Last week, I was in UK (London, Scotland) and Netherlands. I found it difficult to stick with my AI/Neuroscience learning schedule because of the stress of travel.  So it took me two weeks to get through my routine of going through 5 neuroscience related tasks and 3 casual neuroscience readings/week.   Overall, I am finding Sparse Distributed Memory by Pentti Kanerva a really difficult read. I suspect, I will have to come back to it and reread it four to five times.

Curiously, while in London, I was inspired to learn more about DeepMind founder Demis Hassabis.  As most AI people know, DeepMind was acquired by Google. DeepMind founder Demis H. is a genius (computer science, chess and a gaming prodigy). He has been able to make contribution to the field of AI by spending significant time and effort learning about Neuroscience.  Prior to DeepMind, he spent eight years to be exact getting a neuroscience PhD and on related research work.  According to several youtube videos, he takes a systems neuroscience approach in trying to solve General Intelligence problems.  In Demis Hassabis’s videos, I was glad to hear that his emphasis on learning our brain better and using what is known about the brain to build general intelligence.

He also highlighted that solving intelligence was the most important and difficult problem.  And that it could take up-to 20 years to build human level AI.  All of which motivate me because I feel that it’s worth spending my time on this problem.

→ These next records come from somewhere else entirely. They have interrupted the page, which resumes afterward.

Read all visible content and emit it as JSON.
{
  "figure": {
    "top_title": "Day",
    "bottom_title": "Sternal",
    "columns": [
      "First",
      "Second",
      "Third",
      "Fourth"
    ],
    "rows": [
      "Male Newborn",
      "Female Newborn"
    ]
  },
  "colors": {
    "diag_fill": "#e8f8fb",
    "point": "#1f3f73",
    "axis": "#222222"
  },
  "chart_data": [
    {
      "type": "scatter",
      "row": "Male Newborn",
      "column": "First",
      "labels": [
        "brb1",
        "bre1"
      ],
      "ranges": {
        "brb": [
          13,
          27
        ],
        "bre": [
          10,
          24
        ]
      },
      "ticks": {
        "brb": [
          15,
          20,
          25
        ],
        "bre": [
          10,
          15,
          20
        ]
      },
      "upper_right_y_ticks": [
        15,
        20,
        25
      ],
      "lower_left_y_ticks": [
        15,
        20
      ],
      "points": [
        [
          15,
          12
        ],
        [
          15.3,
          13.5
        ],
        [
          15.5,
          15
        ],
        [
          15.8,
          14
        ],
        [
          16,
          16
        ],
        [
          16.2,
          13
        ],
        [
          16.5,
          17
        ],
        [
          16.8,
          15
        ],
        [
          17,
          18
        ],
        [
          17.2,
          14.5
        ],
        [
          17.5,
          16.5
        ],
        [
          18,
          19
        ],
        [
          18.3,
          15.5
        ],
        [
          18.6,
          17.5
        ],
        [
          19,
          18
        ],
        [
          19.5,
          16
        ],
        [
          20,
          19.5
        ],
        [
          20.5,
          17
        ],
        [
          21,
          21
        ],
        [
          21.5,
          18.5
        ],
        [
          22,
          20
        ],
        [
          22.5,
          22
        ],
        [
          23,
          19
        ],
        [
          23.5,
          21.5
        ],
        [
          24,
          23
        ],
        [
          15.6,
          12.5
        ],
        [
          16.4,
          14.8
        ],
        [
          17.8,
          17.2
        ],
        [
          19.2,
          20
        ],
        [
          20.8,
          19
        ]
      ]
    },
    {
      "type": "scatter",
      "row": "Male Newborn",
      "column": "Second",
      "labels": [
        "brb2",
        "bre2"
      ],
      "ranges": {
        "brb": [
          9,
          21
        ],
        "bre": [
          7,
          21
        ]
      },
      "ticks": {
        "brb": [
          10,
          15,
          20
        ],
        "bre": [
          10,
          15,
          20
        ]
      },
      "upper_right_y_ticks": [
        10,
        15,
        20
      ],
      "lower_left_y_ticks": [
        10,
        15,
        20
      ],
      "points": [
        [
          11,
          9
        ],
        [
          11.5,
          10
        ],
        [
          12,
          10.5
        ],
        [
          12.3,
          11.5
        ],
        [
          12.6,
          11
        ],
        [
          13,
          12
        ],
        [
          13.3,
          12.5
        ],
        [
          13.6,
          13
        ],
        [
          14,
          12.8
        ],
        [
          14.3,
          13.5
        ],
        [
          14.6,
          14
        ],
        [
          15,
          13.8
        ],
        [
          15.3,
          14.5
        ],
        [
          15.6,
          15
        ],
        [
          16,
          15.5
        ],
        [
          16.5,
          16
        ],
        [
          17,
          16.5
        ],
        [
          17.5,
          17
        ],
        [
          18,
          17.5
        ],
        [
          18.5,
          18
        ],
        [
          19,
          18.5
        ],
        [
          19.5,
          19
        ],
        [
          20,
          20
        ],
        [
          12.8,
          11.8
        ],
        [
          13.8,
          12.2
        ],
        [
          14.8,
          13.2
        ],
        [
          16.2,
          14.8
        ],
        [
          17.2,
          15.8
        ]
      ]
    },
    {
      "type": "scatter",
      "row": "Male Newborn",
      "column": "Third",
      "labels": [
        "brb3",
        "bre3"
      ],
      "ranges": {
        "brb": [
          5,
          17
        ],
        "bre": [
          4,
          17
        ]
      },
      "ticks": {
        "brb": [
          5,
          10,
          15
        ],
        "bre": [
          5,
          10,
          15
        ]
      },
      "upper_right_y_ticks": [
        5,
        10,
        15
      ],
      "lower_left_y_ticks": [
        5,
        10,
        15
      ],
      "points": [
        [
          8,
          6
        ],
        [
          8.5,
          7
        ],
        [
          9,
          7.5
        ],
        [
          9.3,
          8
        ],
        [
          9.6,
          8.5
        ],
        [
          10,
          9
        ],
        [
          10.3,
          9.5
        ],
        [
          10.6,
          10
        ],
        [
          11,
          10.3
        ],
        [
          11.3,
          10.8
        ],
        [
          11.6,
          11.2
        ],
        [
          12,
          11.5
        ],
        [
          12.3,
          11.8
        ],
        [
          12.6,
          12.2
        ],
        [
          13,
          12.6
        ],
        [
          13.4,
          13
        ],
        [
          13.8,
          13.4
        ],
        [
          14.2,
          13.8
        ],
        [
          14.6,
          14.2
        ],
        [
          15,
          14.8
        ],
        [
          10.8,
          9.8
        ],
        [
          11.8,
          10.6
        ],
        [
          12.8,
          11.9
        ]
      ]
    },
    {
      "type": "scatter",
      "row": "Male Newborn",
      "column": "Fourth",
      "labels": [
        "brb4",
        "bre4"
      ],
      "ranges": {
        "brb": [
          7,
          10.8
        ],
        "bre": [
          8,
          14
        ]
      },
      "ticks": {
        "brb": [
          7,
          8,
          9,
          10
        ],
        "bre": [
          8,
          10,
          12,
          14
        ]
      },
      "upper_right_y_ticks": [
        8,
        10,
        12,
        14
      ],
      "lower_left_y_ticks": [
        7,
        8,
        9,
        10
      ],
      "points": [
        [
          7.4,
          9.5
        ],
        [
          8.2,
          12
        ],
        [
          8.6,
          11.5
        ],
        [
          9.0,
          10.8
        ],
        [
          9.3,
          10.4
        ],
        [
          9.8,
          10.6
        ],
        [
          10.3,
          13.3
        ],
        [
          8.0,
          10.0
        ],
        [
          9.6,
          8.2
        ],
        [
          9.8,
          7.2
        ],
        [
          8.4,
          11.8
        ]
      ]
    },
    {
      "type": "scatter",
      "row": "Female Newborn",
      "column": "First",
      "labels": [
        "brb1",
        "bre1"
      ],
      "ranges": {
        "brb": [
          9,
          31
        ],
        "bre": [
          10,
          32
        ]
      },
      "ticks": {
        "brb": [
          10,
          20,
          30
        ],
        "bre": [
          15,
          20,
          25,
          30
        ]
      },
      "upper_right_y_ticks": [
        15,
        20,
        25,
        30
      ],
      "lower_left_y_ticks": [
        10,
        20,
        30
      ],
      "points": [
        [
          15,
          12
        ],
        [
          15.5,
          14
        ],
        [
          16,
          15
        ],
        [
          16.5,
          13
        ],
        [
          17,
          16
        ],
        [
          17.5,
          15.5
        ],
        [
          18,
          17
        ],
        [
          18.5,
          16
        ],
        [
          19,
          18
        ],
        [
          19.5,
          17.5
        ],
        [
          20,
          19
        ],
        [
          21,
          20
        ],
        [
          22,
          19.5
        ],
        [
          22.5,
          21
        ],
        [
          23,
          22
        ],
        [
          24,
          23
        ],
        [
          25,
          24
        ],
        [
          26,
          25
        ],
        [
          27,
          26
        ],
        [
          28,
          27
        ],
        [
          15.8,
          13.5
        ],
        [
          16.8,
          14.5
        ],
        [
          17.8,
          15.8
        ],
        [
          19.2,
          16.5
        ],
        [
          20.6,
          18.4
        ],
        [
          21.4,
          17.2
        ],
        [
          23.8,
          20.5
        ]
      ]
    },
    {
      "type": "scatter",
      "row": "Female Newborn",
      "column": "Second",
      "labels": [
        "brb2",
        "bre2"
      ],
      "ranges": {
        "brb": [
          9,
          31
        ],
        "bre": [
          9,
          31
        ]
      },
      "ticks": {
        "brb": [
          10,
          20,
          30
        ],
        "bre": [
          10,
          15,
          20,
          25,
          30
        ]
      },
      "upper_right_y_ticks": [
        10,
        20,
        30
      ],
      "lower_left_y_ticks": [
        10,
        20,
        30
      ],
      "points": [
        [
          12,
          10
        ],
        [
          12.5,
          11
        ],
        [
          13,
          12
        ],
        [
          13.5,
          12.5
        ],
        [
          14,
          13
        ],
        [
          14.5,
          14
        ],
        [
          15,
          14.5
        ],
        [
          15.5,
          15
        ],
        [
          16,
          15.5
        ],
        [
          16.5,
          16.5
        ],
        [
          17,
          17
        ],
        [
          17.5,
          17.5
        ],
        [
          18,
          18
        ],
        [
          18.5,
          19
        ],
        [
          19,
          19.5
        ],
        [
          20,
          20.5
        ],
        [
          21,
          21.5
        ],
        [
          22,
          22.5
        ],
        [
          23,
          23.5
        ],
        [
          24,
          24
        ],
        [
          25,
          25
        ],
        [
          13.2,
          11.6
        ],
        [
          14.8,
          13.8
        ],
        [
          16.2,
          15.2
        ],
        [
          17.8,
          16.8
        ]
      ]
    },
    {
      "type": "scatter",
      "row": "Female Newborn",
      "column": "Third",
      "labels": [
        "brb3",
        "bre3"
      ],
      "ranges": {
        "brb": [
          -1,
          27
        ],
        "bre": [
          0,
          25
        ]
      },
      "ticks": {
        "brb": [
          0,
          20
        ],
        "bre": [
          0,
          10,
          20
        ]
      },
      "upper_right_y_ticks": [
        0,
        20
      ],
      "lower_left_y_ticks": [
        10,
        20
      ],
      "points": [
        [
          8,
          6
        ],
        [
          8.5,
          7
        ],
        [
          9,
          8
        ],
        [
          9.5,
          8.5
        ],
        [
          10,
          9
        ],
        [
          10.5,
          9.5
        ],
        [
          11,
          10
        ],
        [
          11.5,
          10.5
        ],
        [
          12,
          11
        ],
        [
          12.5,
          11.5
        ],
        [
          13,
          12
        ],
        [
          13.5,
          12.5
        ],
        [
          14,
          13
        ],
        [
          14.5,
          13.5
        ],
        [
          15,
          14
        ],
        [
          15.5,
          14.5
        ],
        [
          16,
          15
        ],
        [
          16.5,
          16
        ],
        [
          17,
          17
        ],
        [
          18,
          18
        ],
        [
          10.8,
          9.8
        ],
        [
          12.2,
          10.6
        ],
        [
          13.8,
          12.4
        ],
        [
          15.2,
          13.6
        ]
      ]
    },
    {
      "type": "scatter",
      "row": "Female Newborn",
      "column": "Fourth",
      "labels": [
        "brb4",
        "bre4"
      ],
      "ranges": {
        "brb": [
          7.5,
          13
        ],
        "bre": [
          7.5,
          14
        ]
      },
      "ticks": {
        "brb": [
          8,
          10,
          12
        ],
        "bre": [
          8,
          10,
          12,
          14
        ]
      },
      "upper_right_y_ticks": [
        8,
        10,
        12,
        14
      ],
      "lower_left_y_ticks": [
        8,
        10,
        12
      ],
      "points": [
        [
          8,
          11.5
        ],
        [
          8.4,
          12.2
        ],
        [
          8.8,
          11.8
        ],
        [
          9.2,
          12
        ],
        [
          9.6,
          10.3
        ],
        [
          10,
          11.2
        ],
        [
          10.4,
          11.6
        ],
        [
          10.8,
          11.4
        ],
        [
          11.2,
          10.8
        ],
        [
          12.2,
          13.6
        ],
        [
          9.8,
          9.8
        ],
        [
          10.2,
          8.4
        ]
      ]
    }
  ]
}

It was interesting that in one of the interviews, DeepMind cited that the software was unable to play strategy games because it didn’t have the proper imagination/planning functions implemented based on Memory.  I immediately thought of Jeff Hawkins’ memory based framework on this instance. I strongly feel that Numenta has the right approach and it will be able to do cooler things, such as planning and strategizing as it is based on memory and past experiences.

Reading more about Demis Hassabis made me wonder, whether I should go get a Neuroscience PhD.  On my travel to London, I really enjoyed the city and I thought it might not be a bad idea to acquire a PhD in Neuroscience from University College London where Demis Hassabis got his start. UCL (London university) PhD program is only four years and is cheaper than ones in the states.

But, my intuition is telling me to stay the course of self learning AI/ Neuroscience and not fall in the trap of getting a fancy PhD.  It also tells me that modern education system is a sham and everything can be learned by rigorously applying ones self. However, I do concede getting a PhD in Neuroscience (if I was fortunate enough to get into a school) would put me in touch with like minded people and would lend some credibility to my work overtime.

This week most interesting part of my learnings was about Numenta HTM algorithm (Jeff Hawkins’ work).  So far, I have learned the overview of their learning algorithms in three steps.

1) Form a sparse distributed representation of the input

2) Form a representation of the input in the context of previous input

3) Form a prediction based on the current input in the context of previous inputs.

I am hoping to get to the algorithm learning part soon.